Texting Survey Measures Drivers’ Attitude

Forty percent of Massachusetts drivers say they still send text messages while driving despite a nearly three-year-old law banning such activity and preventing any cell phone use for drivers under 18 years old.

According to a poll conducted in March for the Boston-based insurer Plymouth Rock Assurance, 80 percent of the 500 respondents said they were aware of the 2010 law, but one quarter of the respondents, representing licensed drivers of all ages from across the state, indicated the so-called safe driving law would have no effect on their regular mobile device usage. Only 22 percent say they will abide completely by the law, with 26 percent saying they will completely ignore it, and another 52 percent saying they will only follow the law while actually not in motion. While 96 percent of respondents said they would be unlikely to text and drive with passengers under 13 in the car, female drivers were more likely to have texted while driving than male drivers and drivers between the ages of 17 and 44 were more than twice as likely to have texted behind the wheel as drivers over the age of 45.
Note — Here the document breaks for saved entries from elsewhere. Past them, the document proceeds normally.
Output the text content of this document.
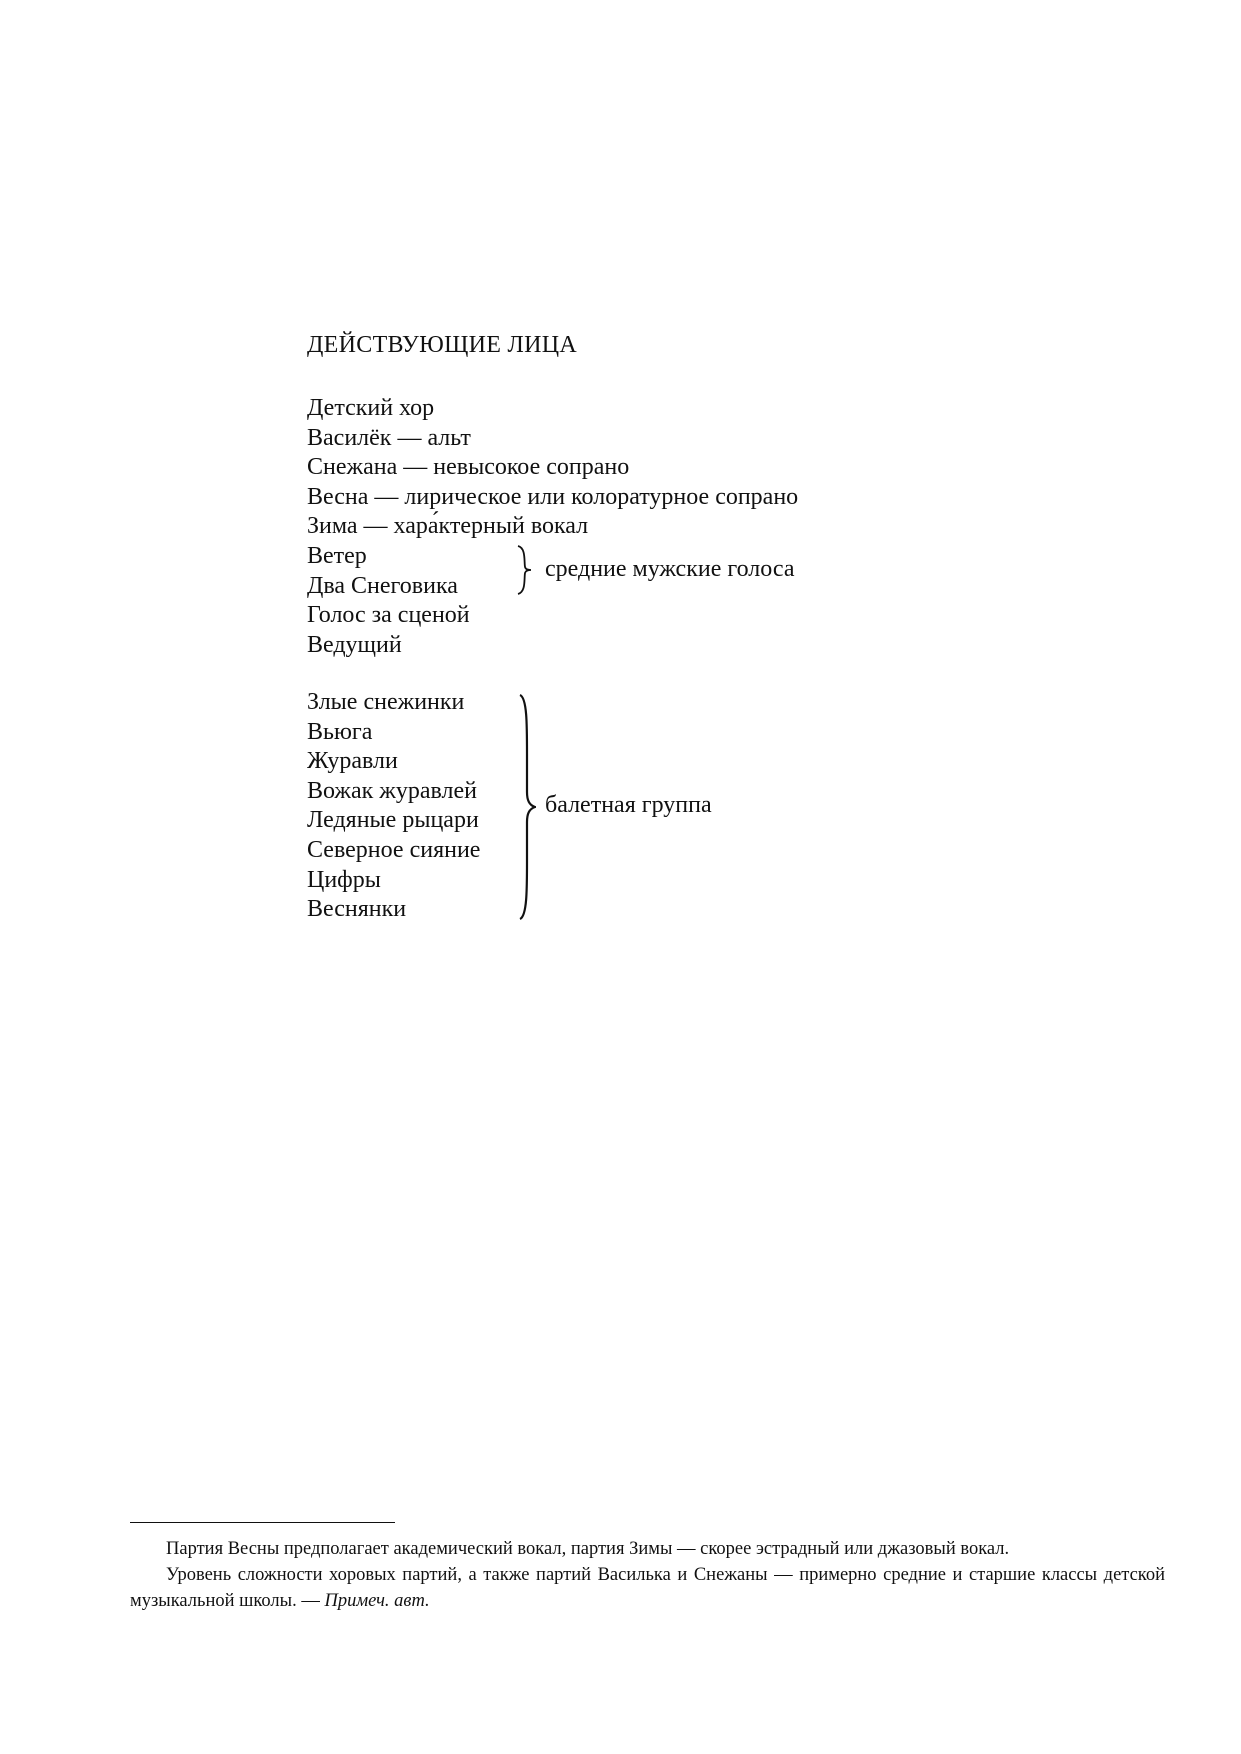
ДЕЙСТВУЮЩИЕ ЛИЦА
Детский хор
Василёк — альт
Снежана — невысокое сопрано
Весна — лирическое или колоратурное сопрано
Зима — хара́ктерный вокал
Ветер
Два Снеговика
Голос за сценой
Ведущий
средние мужские голоса
Злые снежинки
Вьюга
Журавли
Вожак журавлей
Ледяные рыцари
Северное сияние
Цифры
Веснянки
балетная группа

Партия Весны предполагает академический вокал, партия Зимы — скорее эстрадный или джазовый вокал.

Уровень сложности хоровых партий, а также партий Василька и Снежаны — примерно средние и старшие классы детской музыкальной школы. — Примеч. авт.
Other findings: more than two thirds of respondents had never asked a driver to stop texting while they were a passenger in the car; 87 percent had never attempted to regulate cell phone use on their own devices while driving either manually or by disabling data functionality through the use of an app; and of the 22 percent of respondents who admitted to browsing the web from a device while driving, 77 percent were checking directions, 10 percent had updated a Twitter status and 8 percent were on Facebook.

Bills dealing with texting while driving and hands-free devices are pending on Beacon Hill, but have not yet been scheduled for a public hearing by the Transportation Committee.